Nara tersentak kaget karena tidak menyadari jika Rama sudah pulang. Entah kapan. Ia sekuat tenaga menyembunyikan keheranannya.
Nara menggeleng pelan. “Nggak bisa tidur.”
Rama mendekat, duduk di seberang meja. “Aku juga.”
Nara mengangkat alis, sedikit terkejut mendengar pengakuan itu. Biasanya, Rama adalah tipe pria yang bisa menyembunyikan perasaannya dengan sempurna. Tetapi pagi ini, ada sesuatu yang berbeda. “Mencurigakan,” gumamnya dalam hati.
“Kita perlu bicara, Nara,” kata Rama akhirnya, suaranya terdengar lebih parau dan berat dari sebelumnya.
“Tentang apa?” Nara mencoba terdengar tenang dengan detak jantung yang berdetak kencang.
“Tentang Arka.” Tatapan Rama memindai wajah Nara, membaca perubahan gesturnya.
Nama itu meluncur dari bibir Rama seperti pisau yang langsung menghujam deras ke jantung Nara. Ia menatap suaminya dengan mata melebar, mencoba mencari petunjuk apakah Rama benar-benar tahu sesuatu atau hanya menebak-nebak saja.
“Apa maksudmu?” tanyanya, suaranya hampir berbisik.
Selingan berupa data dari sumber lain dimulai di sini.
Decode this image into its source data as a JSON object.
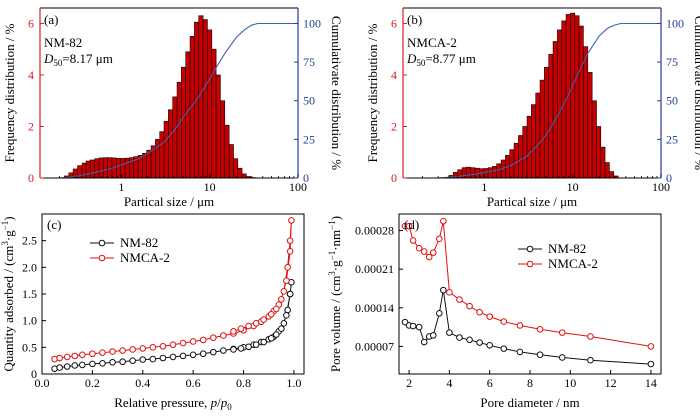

Rama menyandarkan tubuhnya ke kursi, menatap Nara tanpa berkedip. “Aku tahu dia ada di sini semalam. Dan aku tahu ini bukan pertama kalinya, iya kan?”
Nara merasa dunia sekitarnya berhenti berputar. Waktu seperti berhenti seketika. “Kamu salah paham,” katanya cepat. “Arka hanya .…”
“Hanya apa?” potong Rama tajam. “Hanya mampir? Hanya kebetulan? Begitu, hah? Dengar, Nara, aku bukan orang bodoh.”
Nara terdiam. Ia tahu jika ia membantah, itu hanya akan memperburuk keadaan saja. Bahkan bisa lebih buruk. Tetapi bagaimana ia bisa menjelaskan semuanya tanpa membuat Rama semakin curiga? Sedangkan alasan yang membenarkan bahwa ia tidak benar-benar bersalah belum ia dapatkan. “Aku nggak tahu harus bilang apa,” suaranya hampir putus. “Aku hanya … aku hanya butuh waktu, Rama. Mengertilah. Ini sungguh jauh dari apa yang kamu tuduhkan. Please …” Nara mulai terisak. Tepatnya, Nara hanya mendramatisir supaya asumsi Rama berubah.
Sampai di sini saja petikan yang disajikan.